I'll click on Inner Shadow and see how it works. So with the default settings of Multiply and black and 75% Opacity I can see that I have a shadow appearing inside my object along the top and left sides. I can increase the distance to increase the shadow. I can also increase the size of the shadow and I can change the angle to move it all the way around the object if I want to. I can also click on Use Global Light to make my lighting effects consistent.
This can be very important if you used other effects like Drop Shadow to make sure your lighting effects all look like they're coming from the same angle. I can apply Choke to intensify the shadow. Choke is the amount of the shadow that set at the full opacity and color. So as I increase the choke, I increase the opacity of the shadow all the way to 100%. That's too far, so I'll take that back down.
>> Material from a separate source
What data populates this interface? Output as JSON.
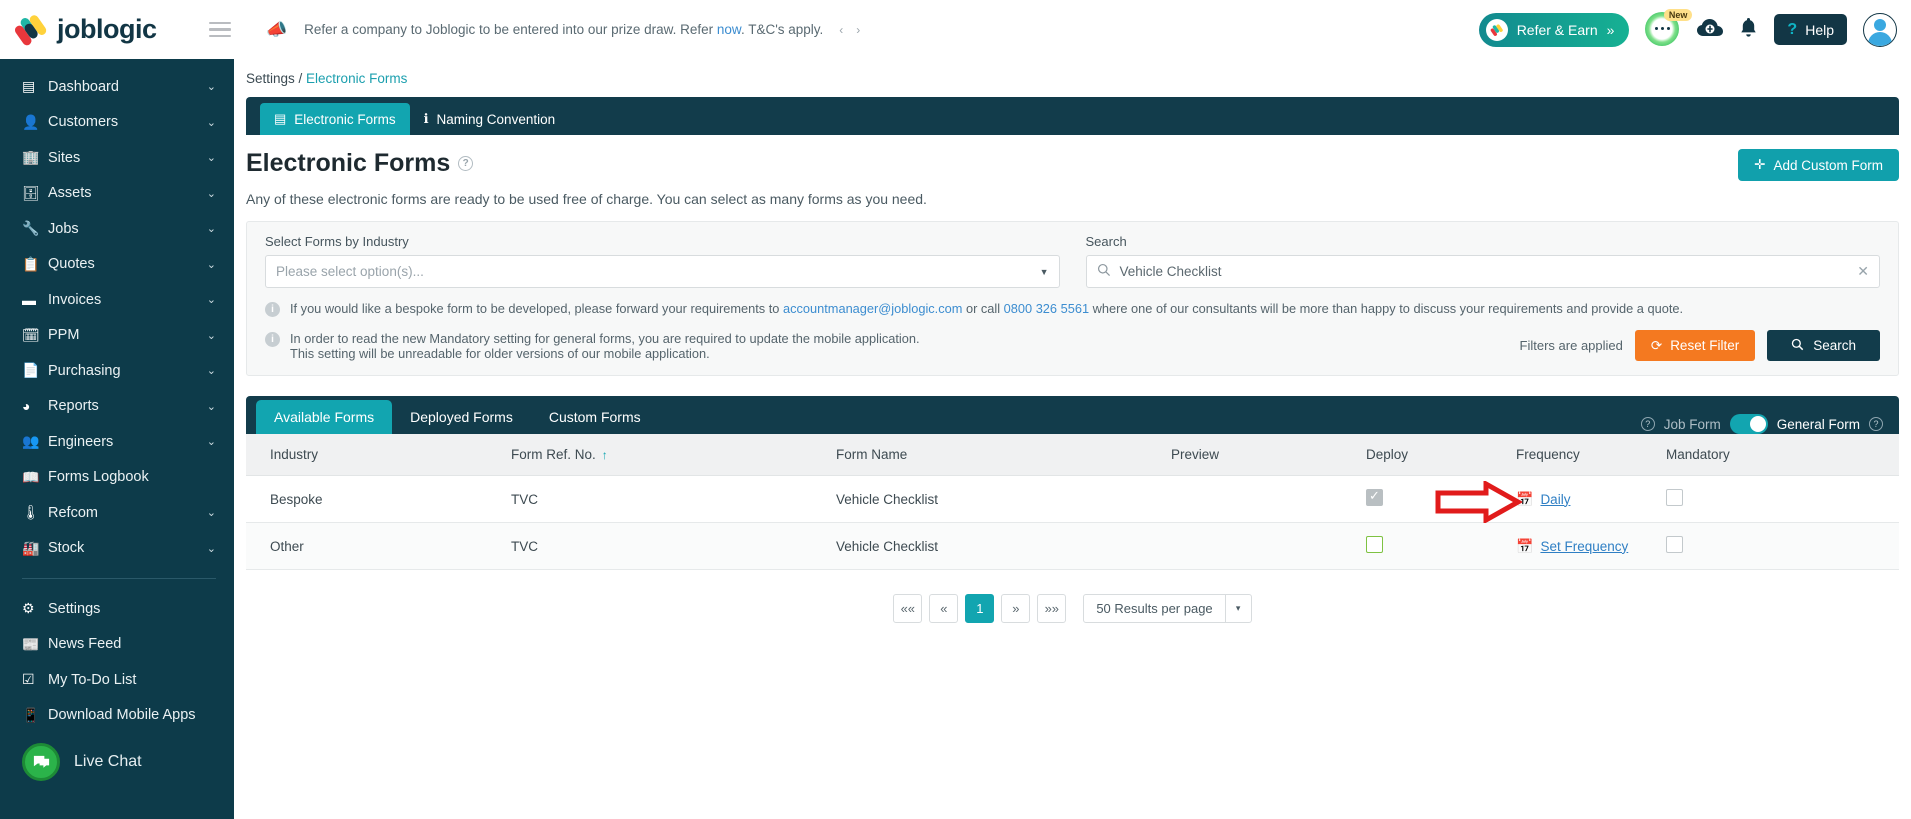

And it's always good to add a little bit of Noise to a shadow, just to add a little bit of realism, just 1% or 2%.
Now let's apply an Inner Shadow to this text. I'll select the text frame, double-click, and click on Inner Shadow, and since these letter shapes are smaller and more delicate, I need a smaller Inner Shadow. So I'll decrease the Distance and decrease the Size. There, that looks pretty good right away. So I'm getting this sense that I have a blue surface to my design and I've cut through the letter shapes to something white underneath. I'll click OK.
Now let's see something else you can do with Inner Shadow. Here I have some envelopes that I created in InDesign and I was trying to give them a very subtle sense of dimensional, a little bit of life to them. And I used a really large Inner Shadow to create this little darkness around all the edges. So the edges of the envelope are just subtly darker than the center. I just wanted them to seem like they're little bit farther away and there's just a very subtle puffiness to this envelope. Let's see how I did that. So here is the envelope with no effects applied to it. I'll select it, I'll move it out of the way so we can open the dialog box, and I click on Inner Shadow.
I'll keep multiplying with black, but I'll decrease the Opacity down to 20%. I'll increase the Distance a little bit to 10 pixels, I'll keep the same Angle, but I'll really increase the Size to 90 pixels, make a huge Inner Shadow, and a little bit of Noise never hurt when you're looking for realism. So I'll just add 1% Noise and click OK, and there you have it.
Now it definitely looks like the edges of this envelope are just a little bit darker than the middle. It's almost like I've used a gradient fill, but it gives me this nice subtle sense of dimension and just a little more realism than if I just use a flat fill color. With the Inner Shadow effect, you can simulate cutting into an object, creating a sense of depth. You can also use a really big Inner Shadow to give a more subtle sense of dimension to an object, like we did with the envelope.